Croit-il au mobile antisémite lui demande la Cour ? « Ces barbares ont égorgé et brulé ma grand mère », répond-il, « il était impossible d’ignorer que ma Grand mère était juive et au départ je ne pensais pas à un crime antijuif ». Mais dorénavant il sait que s’il n’avait pas été juive, « elle serait vivante ». Il ne cache pas sa haine et sa tristesse.

Alexandre veut alors s’adresser aux trois accusés : à Zoulika Khelaff la mère de Mihoub (qui comparait libre pour dissimulation de preuves), il lance « je l’invite à dire toute la vérité, elle a beaucoup de choses à dire ». Alex Carrimbacus il demande de soulager sa conscience et de parler. Quand à Yacin Mihoub « je n’ai rien à lui dire , il a largement montré qu’il est irrécupérable ».

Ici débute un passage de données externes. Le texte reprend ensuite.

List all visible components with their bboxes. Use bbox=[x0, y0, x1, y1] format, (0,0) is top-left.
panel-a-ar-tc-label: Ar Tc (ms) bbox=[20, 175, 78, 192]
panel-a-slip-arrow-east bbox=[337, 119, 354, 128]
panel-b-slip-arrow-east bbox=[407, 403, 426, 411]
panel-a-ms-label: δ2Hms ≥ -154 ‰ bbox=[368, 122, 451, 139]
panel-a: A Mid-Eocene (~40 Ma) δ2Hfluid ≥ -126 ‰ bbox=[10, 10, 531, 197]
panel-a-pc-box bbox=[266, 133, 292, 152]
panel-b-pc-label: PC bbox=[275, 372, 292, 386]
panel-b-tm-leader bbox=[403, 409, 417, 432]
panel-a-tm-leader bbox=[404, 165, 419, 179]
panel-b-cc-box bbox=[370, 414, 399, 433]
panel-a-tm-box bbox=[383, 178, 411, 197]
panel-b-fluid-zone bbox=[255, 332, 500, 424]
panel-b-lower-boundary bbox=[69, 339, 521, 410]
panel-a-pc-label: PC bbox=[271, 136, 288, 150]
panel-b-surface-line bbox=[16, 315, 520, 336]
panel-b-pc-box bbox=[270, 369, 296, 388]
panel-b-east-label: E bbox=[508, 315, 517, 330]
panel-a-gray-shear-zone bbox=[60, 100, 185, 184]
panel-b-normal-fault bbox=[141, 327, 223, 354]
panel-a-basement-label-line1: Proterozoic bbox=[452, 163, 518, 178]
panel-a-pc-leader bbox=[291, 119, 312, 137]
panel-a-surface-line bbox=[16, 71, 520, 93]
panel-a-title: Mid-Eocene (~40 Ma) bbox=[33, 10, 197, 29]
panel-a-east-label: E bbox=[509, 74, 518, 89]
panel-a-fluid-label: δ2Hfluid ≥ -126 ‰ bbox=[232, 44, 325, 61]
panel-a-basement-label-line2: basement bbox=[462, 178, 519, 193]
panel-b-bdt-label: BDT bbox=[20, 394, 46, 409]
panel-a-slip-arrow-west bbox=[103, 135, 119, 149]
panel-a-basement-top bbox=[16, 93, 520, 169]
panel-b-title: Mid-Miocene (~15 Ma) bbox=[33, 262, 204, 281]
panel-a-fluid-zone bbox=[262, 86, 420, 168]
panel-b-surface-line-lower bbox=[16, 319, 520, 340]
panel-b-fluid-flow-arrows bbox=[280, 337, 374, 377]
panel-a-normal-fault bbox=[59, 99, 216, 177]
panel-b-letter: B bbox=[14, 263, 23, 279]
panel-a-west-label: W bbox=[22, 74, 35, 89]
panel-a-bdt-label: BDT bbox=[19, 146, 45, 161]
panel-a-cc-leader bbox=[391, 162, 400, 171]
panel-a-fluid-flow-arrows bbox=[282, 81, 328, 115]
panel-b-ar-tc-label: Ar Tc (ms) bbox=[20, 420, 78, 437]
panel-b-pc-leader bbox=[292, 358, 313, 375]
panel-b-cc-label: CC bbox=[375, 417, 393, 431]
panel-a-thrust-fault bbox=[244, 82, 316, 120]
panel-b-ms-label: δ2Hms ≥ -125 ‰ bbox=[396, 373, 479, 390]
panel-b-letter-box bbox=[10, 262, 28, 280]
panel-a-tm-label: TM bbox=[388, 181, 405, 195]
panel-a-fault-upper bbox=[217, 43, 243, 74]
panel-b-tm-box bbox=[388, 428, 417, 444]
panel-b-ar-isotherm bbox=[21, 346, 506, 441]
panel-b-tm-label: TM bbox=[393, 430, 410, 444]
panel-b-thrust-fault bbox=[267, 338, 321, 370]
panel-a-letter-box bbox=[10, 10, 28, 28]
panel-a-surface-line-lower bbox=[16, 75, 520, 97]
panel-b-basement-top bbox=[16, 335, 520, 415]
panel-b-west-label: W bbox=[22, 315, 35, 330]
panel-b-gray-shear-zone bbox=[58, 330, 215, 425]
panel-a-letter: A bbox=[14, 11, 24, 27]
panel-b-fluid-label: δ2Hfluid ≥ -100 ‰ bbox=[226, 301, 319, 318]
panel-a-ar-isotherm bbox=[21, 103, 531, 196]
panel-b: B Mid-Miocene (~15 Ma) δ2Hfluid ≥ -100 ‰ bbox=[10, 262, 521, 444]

Alexandre Knoll avance une thèse inédite , il est persuadé qu’il y plus d’un tueur, les deux ensemble surement. D’ailleurs l’attitude des deux hommes ajoutent à l’horreur par leur impassibilité. Ce sont des lâches « Je me considère comme un rescapé … mes cousines qui vivent en Israël sont submergées et ne croient plus en la justice, moi j’y crois encore mais je ne les lâcherais jamais ces hommes, je prend ce combat à ma charge dorénavant ».

Alors il faut dire que si les deux hommes présentent des troubles de la personnalité et des addictions , leur responsabilité est entière selon l’expert psychiatre entendu hier. Il n’y a pas d’altération du discernement. L’alcoolisme de Mihoub n’a pas modifié son comportement . Pleine  et entière, la responsabilité pénale  pour Alex Carrimbacus qui ne présente pas de pathologie mentale en dépit des ces plusieurs  internements. Deux hommes qui ont connu toutefois une enfance et une jeunesse assez terrible, surtout pour Carrimbacus dont le récit de vie fait par sa mère a horrifié la Cour.

Nous y reviendrons bien sur avec notamment le témoignage de la petite fille qui avait été agressée sexuellement dans l’appartement même de Mireille Knoll.